Prayer Changes Everything

One of my recent assignments for my class on marriage included an essay on prayer in marriage by BYU professor Nathan M. Lambert.  Reading this work and pondering on the concepts taught here has helped me to recall many times and ways my own marriage has been sanctified through prayer.  Honestly, there have been lots of times when I was my wits end about something and prayer changed my perspective and gave me the strength to hang on a little bit longer.  Professor Lambert says, “Drawing on the powers of heaven through prayer is a powerful resource available to couples that can make a good relationship better and can heal a faltering marriage.”  While I can attest to the healing power of prayer, I hadn’t given much thought to the boost prayer gives to a good relationship. 
 

In this essay, Lambert talks about some important ways that prayer can enhance our relationship with our spouse. 

  1. “Prayer in the means by which individuals may invite God to play an active role in their relationship.” Nathan M. Lambert.  Some days, this might mean giving you the faith to stick with things but I think it is just as important in everyday, ordinary matters as well.  Inviting God into my marriage helps to fill me with charity.  It enables me to listen to my husband’s spoken and unspoken needs better.  As I try to listen to God’s voice, my focus turns away from myself and outward to my husband.  
 


      The more I focus on meeting my husband’s needs and caring for him, the more he does so in return.  Several times a day, I receive text messages from my husband to let me know he is thinking of me.  When we are apart for a few days for any reason, he is careful to call me and let me know he misses me.  When I have taken the time to invite God into my marriage, His spirit is able to pierce my soul and help me see that message as more than just the simple line or two of text that it is.  His spirit reminds me of the love my husband and I share, which lifts me up and helps me keep going. 
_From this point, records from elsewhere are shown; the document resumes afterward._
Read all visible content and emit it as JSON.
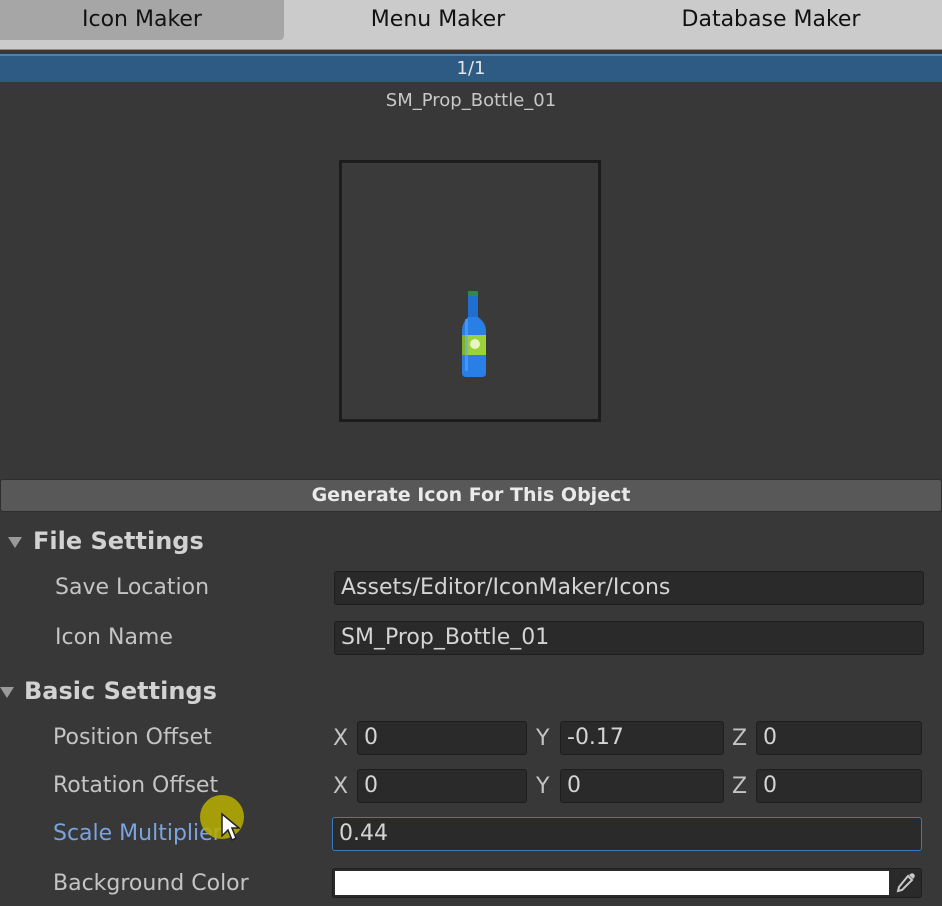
{
  "tabs": [
    {
      "label": "Icon Maker",
      "active": true
    },
    {
      "label": "Menu Maker",
      "active": false
    },
    {
      "label": "Database Maker",
      "active": false
    }
  ],
  "pager": "1/1",
  "object_name": "SM_Prop_Bottle_01",
  "generate_button": "Generate Icon For This Object",
  "file_settings": {
    "title": "File Settings",
    "save_location_label": "Save Location",
    "save_location_value": "Assets/Editor/IconMaker/Icons",
    "icon_name_label": "Icon Name",
    "icon_name_value": "SM_Prop_Bottle_01"
  },
  "basic_settings": {
    "title": "Basic Settings",
    "position_label": "Position Offset",
    "position": {
      "x_label": "X",
      "x": "0",
      "y_label": "Y",
      "y": "-0.17",
      "z_label": "Z",
      "z": "0"
    },
    "rotation_label": "Rotation Offset",
    "rotation": {
      "x_label": "X",
      "x": "0",
      "y_label": "Y",
      "y": "0",
      "z_label": "Z",
      "z": "0"
    },
    "scale_label": "Scale Multiplier",
    "scale_value": "0.44",
    "background_label": "Background Color",
    "background_color": "#ffffff"
  },
  "icons": {
    "triangle": "foldout-triangle-icon",
    "eyedropper": "eyedropper-icon",
    "bottle": "bottle-icon"
  },
  "colors": {
    "accent": "#2d5b83",
    "focus_label": "#7aa3e0",
    "focus_border": "#3a79bb"
  }
}
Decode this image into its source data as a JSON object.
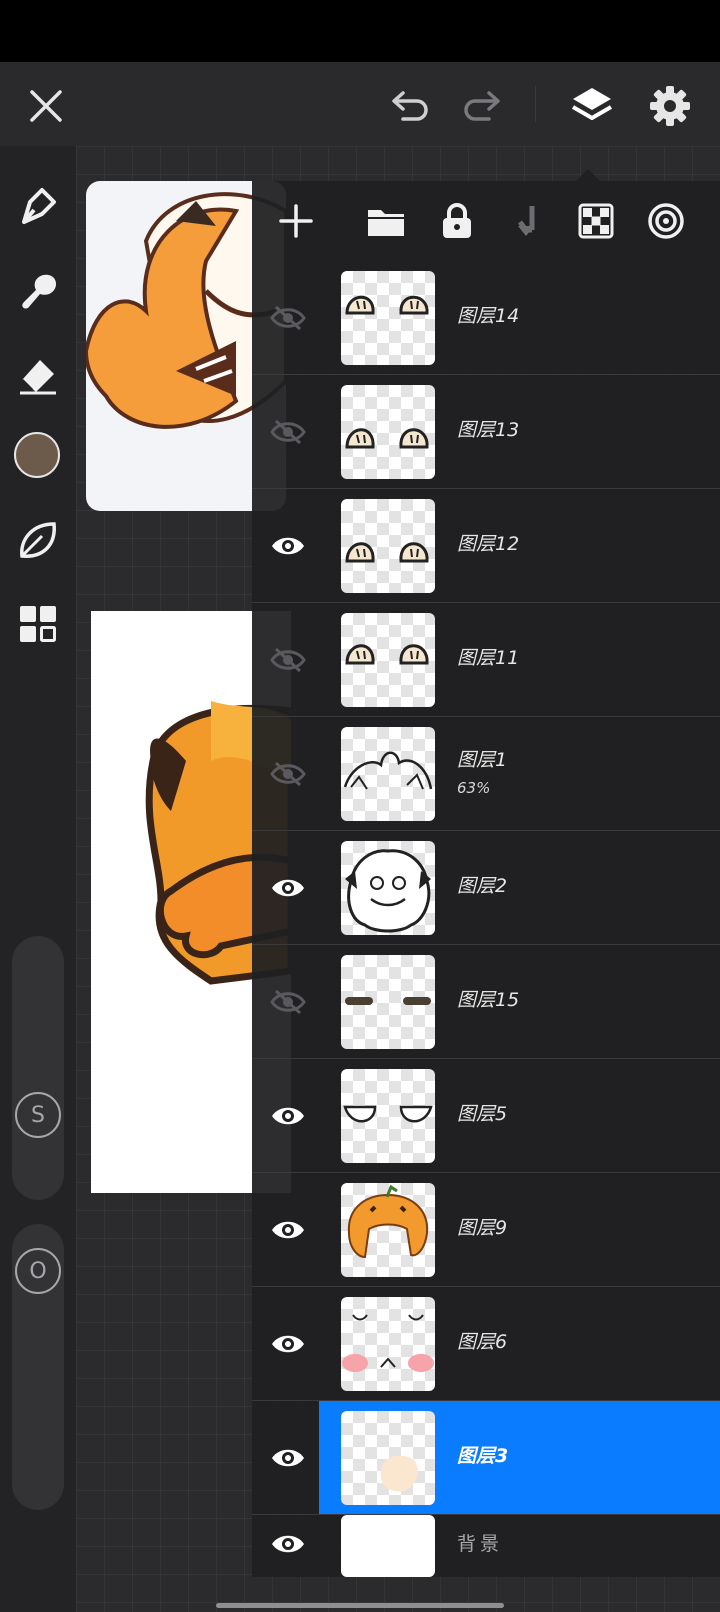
{
  "top_bar": {
    "icons": [
      "close-icon",
      "undo-icon",
      "redo-icon",
      "layers-icon",
      "settings-icon"
    ]
  },
  "tools": [
    "brush-icon",
    "smudge-icon",
    "eraser-icon",
    "color-swatch",
    "select-icon",
    "gallery-icon"
  ],
  "colors": {
    "current_color": "#6c5a4a",
    "selection_blue": "#0a7cff",
    "panel_bg": "#202022"
  },
  "sliders": {
    "size_label": "S",
    "opacity_label": "O"
  },
  "layers_panel": {
    "toolbar_icons": [
      "add-layer-icon",
      "folder-icon",
      "lock-icon",
      "merge-down-icon",
      "alpha-lock-icon",
      "mask-icon"
    ],
    "layers": [
      {
        "name": "图层14",
        "visible": false,
        "opacity": ""
      },
      {
        "name": "图层13",
        "visible": false,
        "opacity": ""
      },
      {
        "name": "图层12",
        "visible": true,
        "opacity": ""
      },
      {
        "name": "图层11",
        "visible": false,
        "opacity": ""
      },
      {
        "name": "图层1",
        "visible": false,
        "opacity": "63%"
      },
      {
        "name": "图层2",
        "visible": true,
        "opacity": ""
      },
      {
        "name": "图层15",
        "visible": false,
        "opacity": ""
      },
      {
        "name": "图层5",
        "visible": true,
        "opacity": ""
      },
      {
        "name": "图层9",
        "visible": true,
        "opacity": ""
      },
      {
        "name": "图层6",
        "visible": true,
        "opacity": ""
      },
      {
        "name": "图层3",
        "visible": true,
        "opacity": "",
        "selected": true
      },
      {
        "name": "背景",
        "visible": true,
        "opacity": ""
      }
    ]
  }
}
2.   The second Idea that Lambert shares is how prayer can change the importance we place on our marriage.  He says, “When people perceive something as sacred, it changes the way they treat it.”  This is true.  When I am praying for my marriage, I find that I tend to treat it as more fragile and precious than I otherwise would.  I take greater care in not causing offense by my words or actions and I am slower to take offense when it is offered to me.  Prayer helps us to see the godly traits our spouses have within them.  It can help to remind us what we fell in love with when it is hard to remember. 


3.   Prayer helps change our focus from wanting to be right to wanting to be happy.  Nathan M. Lambert shares, “Inviting God into the relationship through prayer can alleviate anger and restore harmony and cooperative goals to a relationship.”  There are times when it is important to stand your ground, but often in marriage it is easy to just get hung up on wanting to win.  The bad part about that is that in order for one person to win, the other one usually has to lose.  As a couple prays over their marriage, God can soften their hearts and change the desire from competition to cooperation. 
4.   A fourth way prayer enhances our marriage is through nurturing.  Russell M. Nelson taught, “Good communication is also enhanced by prayer.  To pray with specific mention of a spouse’s good deed (or need) nurtures a marriage.”  In prayer, we have an opportunity to focus on the things that we need and the things that others need around us.  I feel comfort when I pray for my own needs, but hearing my husband pray for the things that I need is powerful.  Especially when he prays over things that I haven’t directly mentioned to him but that he knows are important to me.  I love hearing him pray for my success in school or at work because it shows that he cares about my concerns. 
On the reverse side, I also love praying for my husband.  I think it is very powerful for him to hear me praying for the things he holds dear.  Praying for him and his goals helps increase my desire to help him with his goals.  It brings those things to the forefront of my mind and makes it easier for God to impress upon me the little things I can do to help him be successful.


I encourage you to start praying for your spouse and for your marriage.  If you already invite God into your marriage, look for ways you can enhance your prayers for your spouse.  I promise that as you do, you will have God will bless your marriage.  You will have more joy and love and your ability to support each other will expand.